¿De dónde vienen mis expectativas?

 

 ¿Cuántos minutos, hora, días…. invertimos en el deseo de  que las cosas sean distintas a como son? ¿Cuántos  mirando atrás y añorando que todo fuera como antes, incluso cuando ese “antes” no era demasiado valorado? ¿Cuántos soñando con que suceda algo determinado? ¿Por qué anhelamos  lo que no tenemos? ¿Por qué esa huída del presente?
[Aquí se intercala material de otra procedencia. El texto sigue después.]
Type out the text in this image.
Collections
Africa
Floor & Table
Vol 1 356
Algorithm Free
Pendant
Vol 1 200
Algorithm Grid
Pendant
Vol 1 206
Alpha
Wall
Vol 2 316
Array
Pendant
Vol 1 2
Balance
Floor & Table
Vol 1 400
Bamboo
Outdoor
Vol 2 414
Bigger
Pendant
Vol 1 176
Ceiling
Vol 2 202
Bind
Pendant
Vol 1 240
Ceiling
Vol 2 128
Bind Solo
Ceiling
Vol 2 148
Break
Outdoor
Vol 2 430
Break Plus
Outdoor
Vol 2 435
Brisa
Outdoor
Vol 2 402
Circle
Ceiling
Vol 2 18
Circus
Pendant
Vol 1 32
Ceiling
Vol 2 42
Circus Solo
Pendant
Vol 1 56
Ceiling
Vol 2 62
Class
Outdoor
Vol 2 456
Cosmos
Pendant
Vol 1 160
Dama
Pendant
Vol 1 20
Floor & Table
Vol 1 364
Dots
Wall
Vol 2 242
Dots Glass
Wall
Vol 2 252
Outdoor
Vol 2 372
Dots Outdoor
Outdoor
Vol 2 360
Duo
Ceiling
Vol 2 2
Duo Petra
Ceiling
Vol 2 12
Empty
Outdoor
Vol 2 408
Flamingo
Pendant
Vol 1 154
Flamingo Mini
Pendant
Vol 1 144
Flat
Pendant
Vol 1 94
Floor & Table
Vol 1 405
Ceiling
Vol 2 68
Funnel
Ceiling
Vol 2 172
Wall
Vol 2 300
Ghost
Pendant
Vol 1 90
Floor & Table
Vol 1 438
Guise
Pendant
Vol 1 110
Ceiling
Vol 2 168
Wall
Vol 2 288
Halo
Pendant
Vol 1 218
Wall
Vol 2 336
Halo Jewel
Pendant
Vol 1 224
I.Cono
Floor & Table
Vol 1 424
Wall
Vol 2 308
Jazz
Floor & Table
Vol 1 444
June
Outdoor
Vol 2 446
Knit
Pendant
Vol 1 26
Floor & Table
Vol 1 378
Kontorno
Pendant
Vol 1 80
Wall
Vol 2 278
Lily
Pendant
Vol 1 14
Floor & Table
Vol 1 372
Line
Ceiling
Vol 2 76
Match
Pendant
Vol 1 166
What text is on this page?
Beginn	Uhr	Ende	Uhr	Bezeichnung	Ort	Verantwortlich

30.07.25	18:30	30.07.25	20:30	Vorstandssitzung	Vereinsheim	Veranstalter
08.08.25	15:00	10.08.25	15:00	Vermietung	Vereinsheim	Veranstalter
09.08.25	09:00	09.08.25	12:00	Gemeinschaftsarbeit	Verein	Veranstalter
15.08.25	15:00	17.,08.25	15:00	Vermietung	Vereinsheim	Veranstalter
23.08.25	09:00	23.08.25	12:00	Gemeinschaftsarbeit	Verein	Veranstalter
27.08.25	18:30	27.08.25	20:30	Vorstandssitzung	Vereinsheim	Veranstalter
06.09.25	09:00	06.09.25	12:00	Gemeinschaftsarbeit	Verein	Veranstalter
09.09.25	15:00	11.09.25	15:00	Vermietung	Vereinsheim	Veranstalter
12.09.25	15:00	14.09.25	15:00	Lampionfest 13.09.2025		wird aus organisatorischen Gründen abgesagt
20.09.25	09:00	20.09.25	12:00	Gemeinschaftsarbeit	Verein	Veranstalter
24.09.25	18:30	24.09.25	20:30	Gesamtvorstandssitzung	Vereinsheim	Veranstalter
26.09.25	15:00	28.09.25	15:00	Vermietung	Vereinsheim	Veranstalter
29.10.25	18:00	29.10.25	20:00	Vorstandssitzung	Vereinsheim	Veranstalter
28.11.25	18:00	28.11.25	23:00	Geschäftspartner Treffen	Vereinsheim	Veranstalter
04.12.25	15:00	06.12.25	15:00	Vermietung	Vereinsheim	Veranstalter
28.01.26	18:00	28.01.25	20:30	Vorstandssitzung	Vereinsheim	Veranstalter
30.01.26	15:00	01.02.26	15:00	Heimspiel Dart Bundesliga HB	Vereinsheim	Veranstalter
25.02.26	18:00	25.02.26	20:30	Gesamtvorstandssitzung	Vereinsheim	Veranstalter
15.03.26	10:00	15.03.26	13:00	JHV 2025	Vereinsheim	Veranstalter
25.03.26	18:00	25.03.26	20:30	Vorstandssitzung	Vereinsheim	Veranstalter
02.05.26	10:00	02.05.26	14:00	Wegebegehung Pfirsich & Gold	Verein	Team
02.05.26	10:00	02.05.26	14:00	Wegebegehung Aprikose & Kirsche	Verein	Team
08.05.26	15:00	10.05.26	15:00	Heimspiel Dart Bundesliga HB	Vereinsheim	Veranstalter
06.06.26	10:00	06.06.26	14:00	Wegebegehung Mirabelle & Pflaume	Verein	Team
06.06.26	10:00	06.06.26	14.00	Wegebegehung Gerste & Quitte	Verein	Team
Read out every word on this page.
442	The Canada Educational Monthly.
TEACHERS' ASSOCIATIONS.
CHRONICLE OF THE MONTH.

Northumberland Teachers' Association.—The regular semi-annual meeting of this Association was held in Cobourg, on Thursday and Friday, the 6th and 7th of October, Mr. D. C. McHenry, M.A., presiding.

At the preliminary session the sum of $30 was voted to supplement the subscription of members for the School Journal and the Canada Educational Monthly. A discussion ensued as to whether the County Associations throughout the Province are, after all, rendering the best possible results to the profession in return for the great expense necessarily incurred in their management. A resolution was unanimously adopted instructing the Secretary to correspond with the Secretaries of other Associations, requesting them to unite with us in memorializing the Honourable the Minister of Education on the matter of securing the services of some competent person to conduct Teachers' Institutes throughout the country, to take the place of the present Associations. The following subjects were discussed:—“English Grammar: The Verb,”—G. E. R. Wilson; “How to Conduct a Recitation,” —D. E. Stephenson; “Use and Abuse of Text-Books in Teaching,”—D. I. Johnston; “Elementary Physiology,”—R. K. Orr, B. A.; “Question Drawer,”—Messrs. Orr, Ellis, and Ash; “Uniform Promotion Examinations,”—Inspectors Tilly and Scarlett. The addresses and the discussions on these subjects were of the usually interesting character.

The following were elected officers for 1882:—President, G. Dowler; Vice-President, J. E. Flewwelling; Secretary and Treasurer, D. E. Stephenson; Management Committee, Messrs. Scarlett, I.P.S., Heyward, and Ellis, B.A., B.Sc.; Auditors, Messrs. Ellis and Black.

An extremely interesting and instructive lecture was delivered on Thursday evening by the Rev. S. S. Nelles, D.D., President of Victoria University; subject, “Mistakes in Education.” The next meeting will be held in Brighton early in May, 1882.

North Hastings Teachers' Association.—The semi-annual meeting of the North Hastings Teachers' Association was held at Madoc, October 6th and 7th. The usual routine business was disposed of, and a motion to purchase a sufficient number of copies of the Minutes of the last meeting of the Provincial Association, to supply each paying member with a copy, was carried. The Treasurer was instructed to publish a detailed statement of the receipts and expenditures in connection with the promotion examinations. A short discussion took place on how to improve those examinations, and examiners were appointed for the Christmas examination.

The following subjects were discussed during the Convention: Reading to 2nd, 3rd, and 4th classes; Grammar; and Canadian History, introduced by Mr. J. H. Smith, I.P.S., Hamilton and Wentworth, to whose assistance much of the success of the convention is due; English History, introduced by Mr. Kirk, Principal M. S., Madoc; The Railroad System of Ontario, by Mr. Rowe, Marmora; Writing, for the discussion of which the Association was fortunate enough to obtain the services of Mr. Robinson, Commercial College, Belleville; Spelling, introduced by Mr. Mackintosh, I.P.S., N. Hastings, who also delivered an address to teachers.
Lo cierto es que solemos vivir en un continuo estado de insatisfacción. Tenemos la sensación de no  estar a la altura de las expectativas. Pero… ¿expectativas de quién?  ¿Mías, ajenas o del “mundo”?

Muchos de nosotros nos definiríamos como personas que libremente hemos elegido un sistema de creencias, unos valores que guían nuestra vida y un modo de relacionarnos con nosotros  mismos y con los demás. Basta con sumergirnos levemente en nuestro interior para darnos cuenta de que no es así.

Por pura economía hemos copiado, pegado y aplicado esquemas ajenos, una especie de  kit completo que utilizamos como filtro para interpretar el mundo. Evidentemente todo sucede de manera gradual y desde nuestra más tierna infancia. Además, estas creencias, modos y expectativas proceden de las personas que más nos quieren y nos cuidan. Por ello, les concedemos una credibilidad  incuestionable. Vamos aprendiendo qué tenemos que hacer para que nos aplaudan, nos den cariño y nos admiren. Y también qué  debemos evitar. Si en algún  momento cometemos algún fallo, incumplimos alguna norma o nos salimos del dibujo al colorear, suele aparecer prestamente alguien a darle al botón de pausa, indicarnos lo incorrecto, corregirnos y recordarnos, cada vez con menos paciencia y humor, “CÓMO SE HACEN LAS COSAS”.  Sólo después de ajustarnos a lo previsto, tendremos derecho a reconocimiento o a otro beso.

Y así va pasando la vida y cada vez distinguimos mejor lo “bueno” de lo “malo”, lo que se espera de nosotros y lo que no.

Es obvio que somos seres sociales. Estamos diseñados para vivir en grupo. Es junto a los demás, cerca o a través de ellos, dónde nos desarrollamos como personas,  desplegamos nuestros matices y  logramos  metas. Pero más allá de eso, es junto a los demás y gracias al apoyo del grupo, cuando garantizamos nuestra supervivencia. Y es éste punto tan básico el que explica todo.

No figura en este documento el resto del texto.